My son and I have a favorite T-shirt that we haven't managed to buy for one another. It says, "2+2=5 - for exceptionally large values of 2." It's the kind of thinking that makes sense for a family of non-math majors. To a certain degree, we are all happy to have the latitude to use our very extensive vocabularies to extrapolate and expand upon all the potential answers to life's problems. The facts of math and science make us all a little uncomfortable. That doesn't mean, however, that I have no appreciation for the concrete nature of these subjects. I was well on my way to being an exceptional math student when my personal life got in the way. The discipline that was required to study Elementary Functions was not available to my mind as a senior in high school. After years of tracking in the upper realms of whatever math courses were available, I opted to finish off my public education with a class called "Selected Topics In Math." It was a place holder, a review, for those who needed that math credit to get them into the college of their choice. Whereupon they could choose to take exactly no further math courses.

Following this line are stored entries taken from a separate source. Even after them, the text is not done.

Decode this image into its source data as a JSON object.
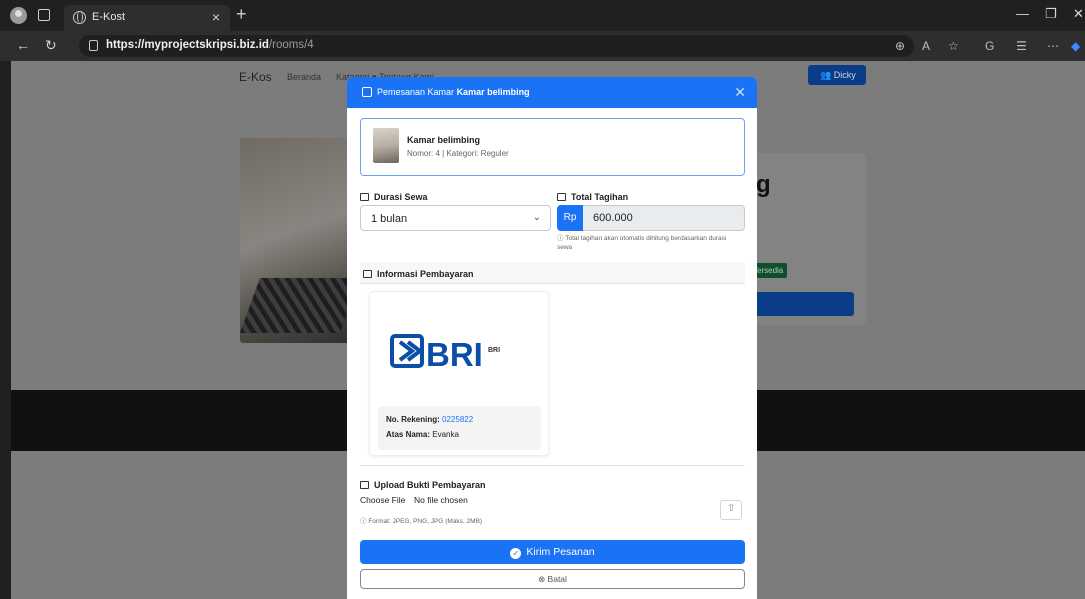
{
  "browser": {
    "tab_title": "E-Kost",
    "tab_close": "×",
    "new_tab": "+",
    "url_host": "https://myprojectskripsi.biz.id",
    "url_path": "/rooms/4",
    "window_controls": [
      "—",
      "❐",
      "✕"
    ]
  },
  "page": {
    "brand": "E-Kos",
    "nav_items": [
      "Beranda",
      "Kategori ▾",
      "Tentang Kami"
    ],
    "user_label": "Dicky",
    "heading_fragment": "g",
    "status_badge": "Tersedia"
  },
  "modal": {
    "title_prefix": "Pemesanan Kamar",
    "title_room": "Kamar belimbing",
    "room_name": "Kamar belimbing",
    "room_meta": "Nomor: 4 | Kategori: Reguler",
    "durasi_label": "Durasi Sewa",
    "durasi_value": "1 bulan",
    "total_label": "Total Tagihan",
    "currency": "Rp",
    "total_value": "600.000",
    "total_hint": "Total tagihan akan otomatis dihitung berdasarkan durasi sewa",
    "payment_section": "Informasi Pembayaran",
    "bank_logo_text": "BRI",
    "bank_name": "BRI",
    "account_label": "No. Rekening:",
    "account_number": "0225822",
    "account_name_label": "Atas Nama:",
    "account_name": "Evanka",
    "upload_label": "Upload Bukti Pembayaran",
    "choose_file": "Choose File",
    "no_file": "No file chosen",
    "format_hint": "Format: JPEG, PNG, JPG (Maks. 2MB)",
    "submit_label": "Kirim Pesanan",
    "cancel_label": "Batal"
  },
  "colors": {
    "primary": "#1a73f5",
    "bri_blue": "#0a4ea8",
    "overlay": "#7c7c7c"
  }
}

This was true to the absurd degree that I took a class that was listed in my university's catalog as "Astrophysics for non-math majors." It would be another ten years before I would need to remember the quadratic formula. That was when I decided to become a teacher. As it turns out, the powers that be would like teachers to know more about the subjects they teach than what he answer keys in the back of the Teacher's Edition of the textbook has to offer. Suddenly, I found myself in love once again with the precision of it all. The way those equations balanced and the steps that made complete sense when followed in the proper sequence. It turned out that being able to explain to kids why there was such a thing as a perfect square gave me peace. During my years as a fourth grade teacher, I reveled in the connections that math allowed me to bring to my ten-year-olds' minds. Getting them to fold pieces of construction paper to find their own equivalent fractions was more satisfying than I can describe.
And then our school district decided that they wanted to emphasize math facts. All that touchy-feely investigation was over, replaced by the rote memorization of rules and correct answers. Never mind the "why," just get to the bottom line already. This was one of the reasons why I didn't feel particularly sad about returning to the computer lab, leaving the regurgitation of times tables to those whose temperament was more suited to such things. Every so often, I would take a fourth grader aside and try to blow his or her mind with the amazing correlations between the diameter and circumference of a circle, but mostly I returned to my life as a man of words.
Until last year, when the pendulum of education swung back. All of a sudden, they want kids to talk about how they figured out that whole two plus two thing. The "why" is back. And I don't really mind if it's always going to be four, as long as I get to talk about it.